What’s your organization’s level of trust?
One of the characteristics of organizations that have been successful in developing additional leaders is the degree to which they delegate decision making authority. We have started taking data with a 10-question survey (you can take it here) that asks employees where they see themselves in the organization (what level in the hierarchy) and how much they are trusted to make decisions. We decided to use the subjective verb “trusted” because in a self-reporting survey it seemed to better reflect independent verification for the organizations that took it.
Individual results by themselves are not meaningful but when an entire organization takes the survey we can build a heat map like the following.
Here is an example from a software company with a decentralized decision making culture. People can choose the software projects they work on, for example. Visits to the company’s office give one a sense of a lot of autonomy among the employees.

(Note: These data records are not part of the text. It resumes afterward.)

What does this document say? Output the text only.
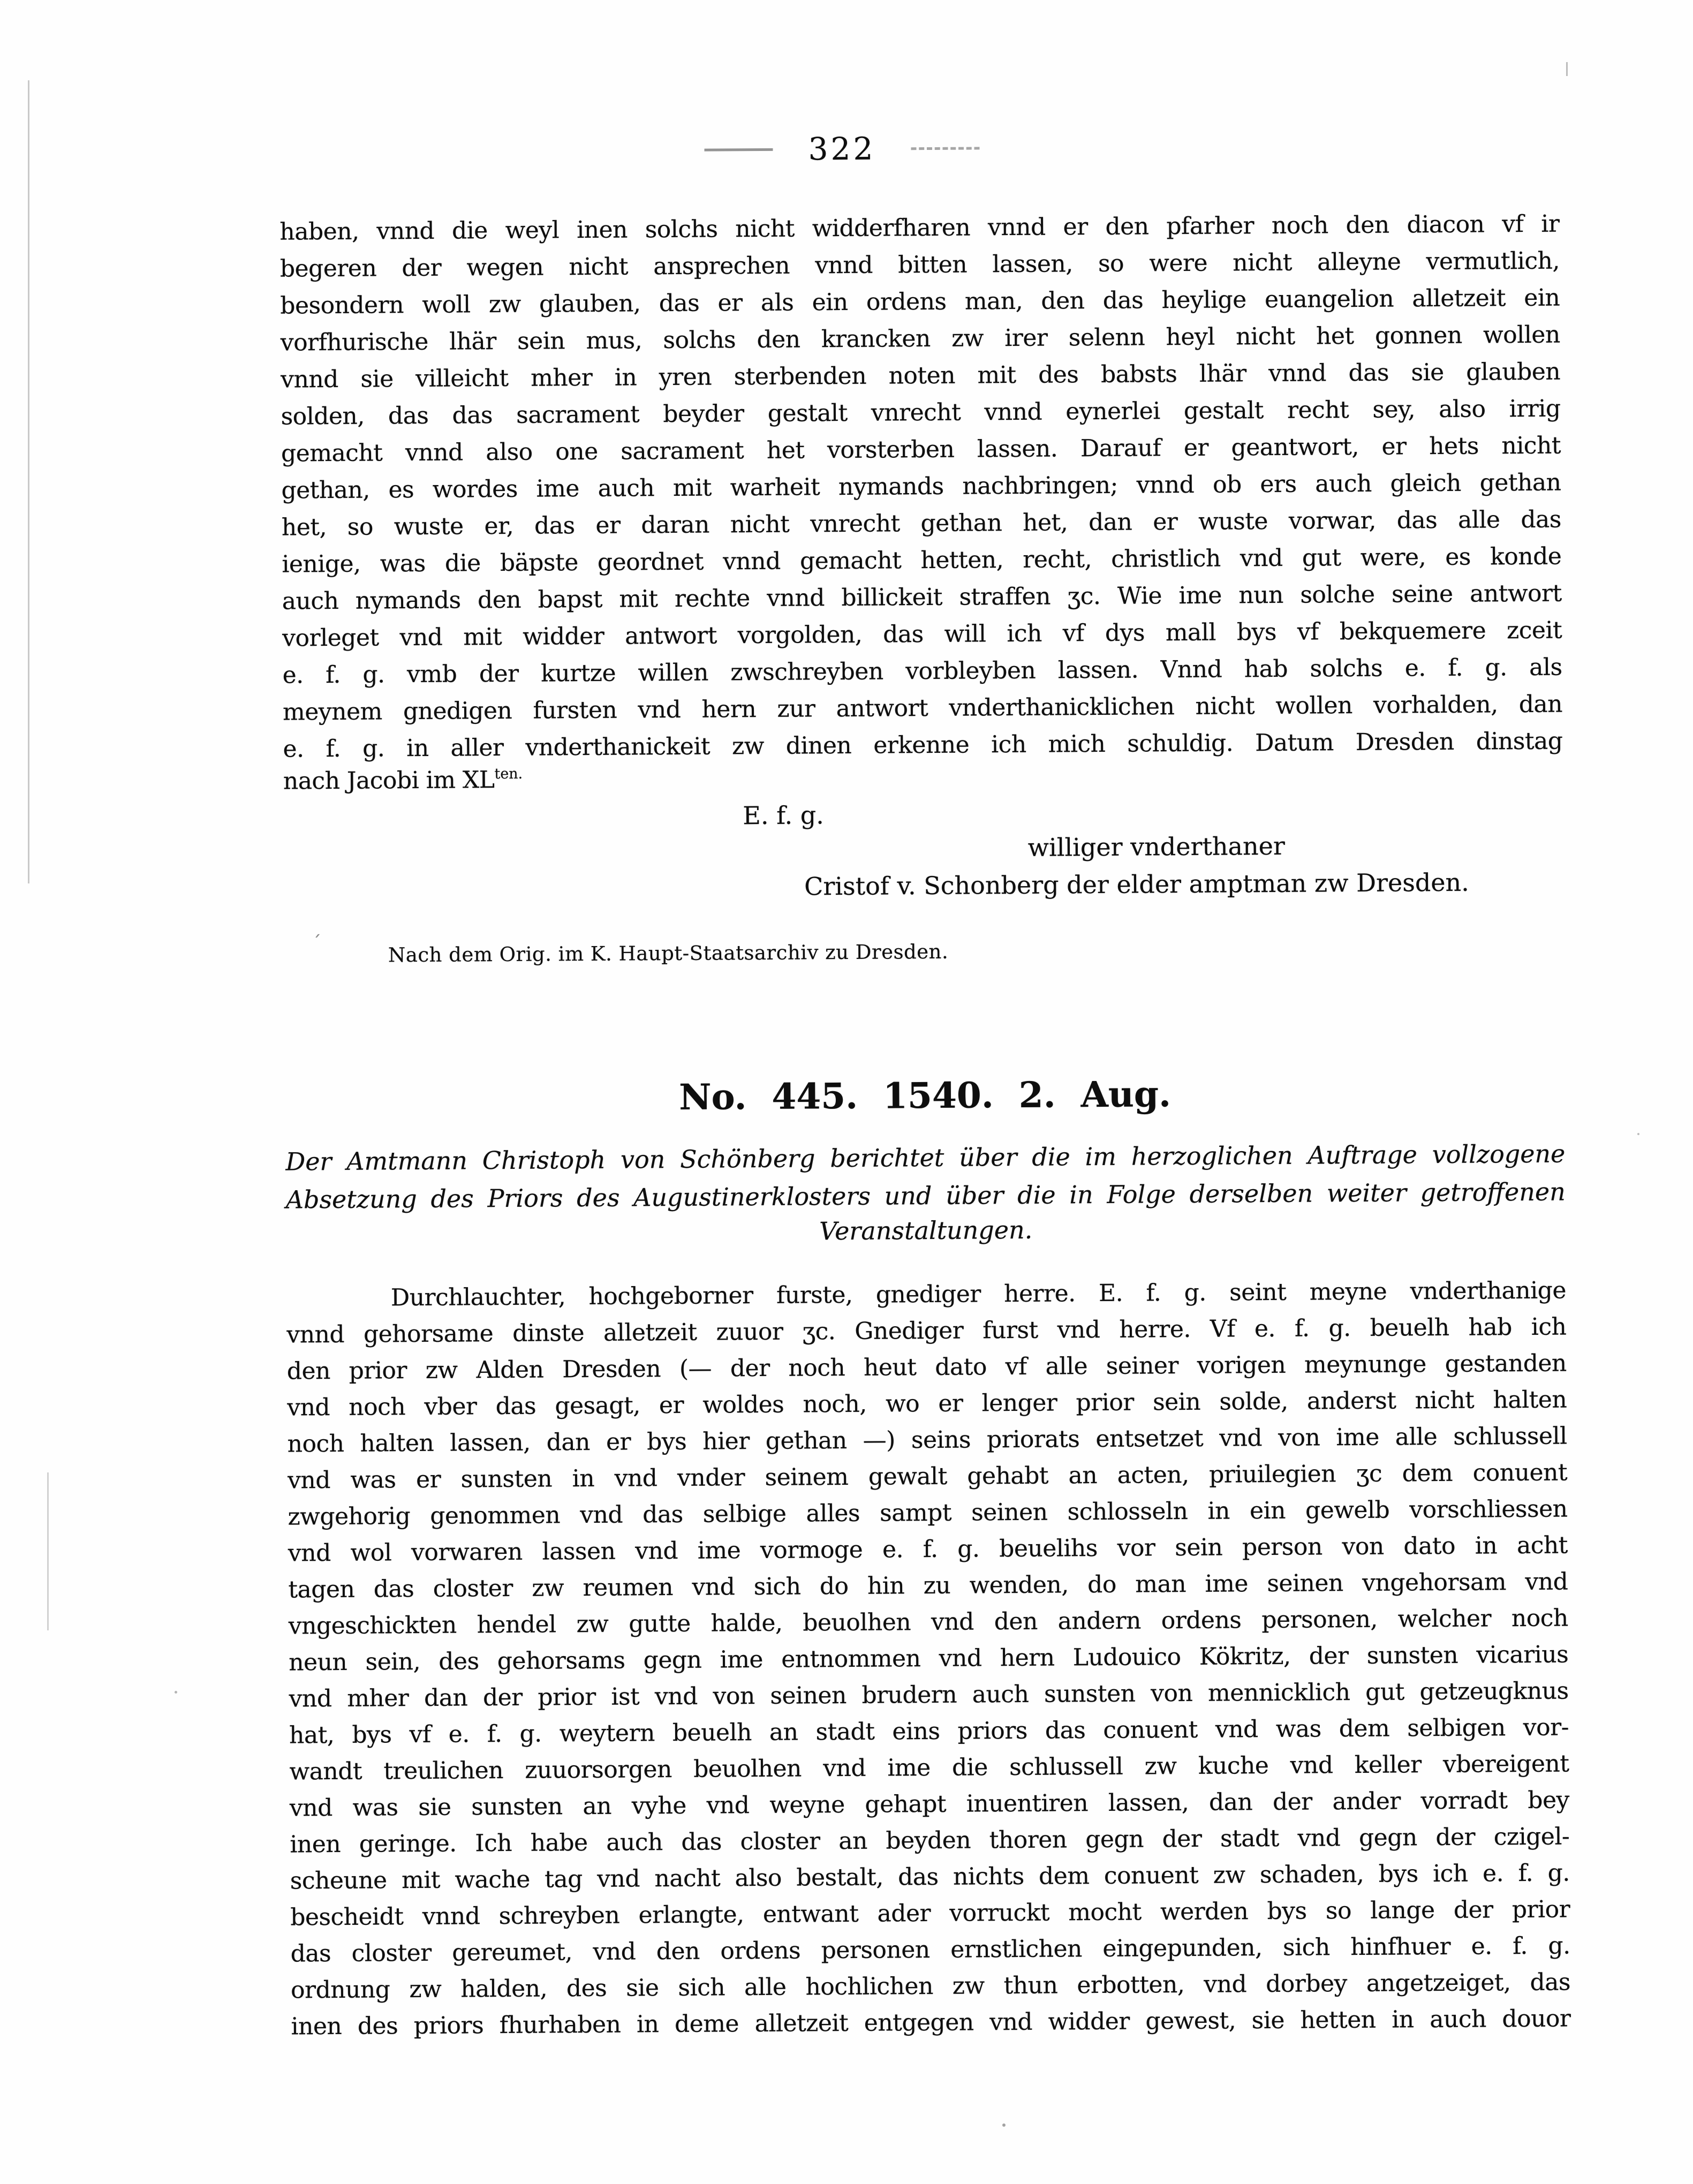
ˏ
322
haben, vnnd die weyl inen solchs nicht widderfharen vnnd er den pfarher noch den diacon vf ir
begeren der wegen nicht ansprechen vnnd bitten lassen, so were nicht alleyne vermutlich,
besondern woll zw glauben, das er als ein ordens man, den das heylige euangelion alletzeit ein
vorfhurische lhär sein mus, solchs den krancken zw irer selenn heyl nicht het gonnen wollen
vnnd sie villeicht mher in yren sterbenden noten mit des babsts lhär vnnd das sie glauben
solden, das das sacrament beyder gestalt vnrecht vnnd eynerlei gestalt recht sey, also irrig
gemacht vnnd also one sacrament het vorsterben lassen. Darauf er geantwort, er hets nicht
gethan, es wordes ime auch mit warheit nymands nachbringen; vnnd ob ers auch gleich gethan
het, so wuste er, das er daran nicht vnrecht gethan het, dan er wuste vorwar, das alle das
ienige, was die bäpste geordnet vnnd gemacht hetten, recht, christlich vnd gut were, es konde
auch nymands den bapst mit rechte vnnd billickeit straffen ʒc. Wie ime nun solche seine antwort
vorleget vnd mit widder antwort vorgolden, das will ich vf dys mall bys vf bekquemere zceit
e. f. g. vmb der kurtze willen zwschreyben vorbleyben lassen. Vnnd hab solchs e. f. g. als
meynem gnedigen fursten vnd hern zur antwort vnderthanicklichen nicht wollen vorhalden, dan
e. f. g. in aller vnderthanickeit zw dinen erkenne ich mich schuldig. Datum Dresden dinstag
nach Jacobi im $XL^{ten.}$
E. f. g.
williger vnderthaner
Cristof v. Schonberg der elder amptman zw Dresden.
Nach dem Orig. im K. Haupt-Staatsarchiv zu Dresden.
No. 445. 1540. 2. Aug.
Der Amtmann Christoph von Schönberg berichtet über die im herzoglichen Auftrage vollzogene
Absetzung des Priors des Augustinerklosters und über die in Folge derselben weiter getroffenen
Veranstaltungen.
Durchlauchter, hochgeborner furste, gnediger herre. E. f. g. seint meyne vnderthanige
vnnd gehorsame dinste alletzeit zuuor ʒc. Gnediger furst vnd herre. Vf e. f. g. beuelh hab ich
den prior zw Alden Dresden (— der noch heut dato vf alle seiner vorigen meynunge gestanden
vnd noch vber das gesagt, er woldes noch, wo er lenger prior sein solde, anderst nicht halten
noch halten lassen, dan er bys hier gethan —) seins priorats entsetzet vnd von ime alle schlussell
vnd was er sunsten in vnd vnder seinem gewalt gehabt an acten, priuilegien ʒc dem conuent
zwgehorig genommen vnd das selbige alles sampt seinen schlosseln in ein gewelb vorschliessen
vnd wol vorwaren lassen vnd ime vormoge e. f. g. beuelihs vor sein person von dato in acht
tagen das closter zw reumen vnd sich do hin zu wenden, do man ime seinen vngehorsam vnd
vngeschickten hendel zw gutte halde, beuolhen vnd den andern ordens personen, welcher noch
neun sein, des gehorsams gegn ime entnommen vnd hern Ludouico Kökritz, der sunsten vicarius
vnd mher dan der prior ist vnd von seinen brudern auch sunsten von mennicklich gut getzeugknus
hat, bys vf e. f. g. weytern beuelh an stadt eins priors das conuent vnd was dem selbigen vor-
wandt treulichen zuuorsorgen beuolhen vnd ime die schlussell zw kuche vnd keller vbereigent
vnd was sie sunsten an vyhe vnd weyne gehapt inuentiren lassen, dan der ander vorradt bey
inen geringe. Ich habe auch das closter an beyden thoren gegn der stadt vnd gegn der czigel-
scheune mit wache tag vnd nacht also bestalt, das nichts dem conuent zw schaden, bys ich e. f. g.
bescheidt vnnd schreyben erlangte, entwant ader vorruckt mocht werden bys so lange der prior
das closter gereumet, vnd den ordens personen ernstlichen eingepunden, sich hinfhuer e. f. g.
ordnung zw halden, des sie sich alle hochlichen zw thun erbotten, vnd dorbey angetzeiget, das
inen des priors fhurhaben in deme alletzeit entgegen vnd widder gewest, sie hetten in auch douor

This presentation shows the intersection between self reported position and self reported decision making trust. More respondents result in a greener square. Fewer respondents result in a redder square.
Since position runs up the left side and decision making trust runs up the right side, we would expect the bulk of respondents to line up along the middle. In other words, people high in the organization’s hierarchy feel they are trusted more to make decisions about the organization and people lower in the organization’s hierarchy feel they are less trusted to make decisions.
What is interesting to us is the bias in this organization for these responses toward the right, toward the low position; high trust response. There are people responding that they are low in the organization’s formal hierarchy but still feel moderately or highly trusted to make decisions affecting the organization.
We’ve just started collecting this data. We’ve run into a couple limitations. It seems we need a fair amount of data before we can create a meaningful picture (about 50 in an organization) so that limits us. This may create a bias as we can imagine higher levels of trust in smaller companies. There are no definitive results yet but we are hopeful that once we get more data, an organization can compare themselves to their previous readings and compare themselves to the universe of all organizations.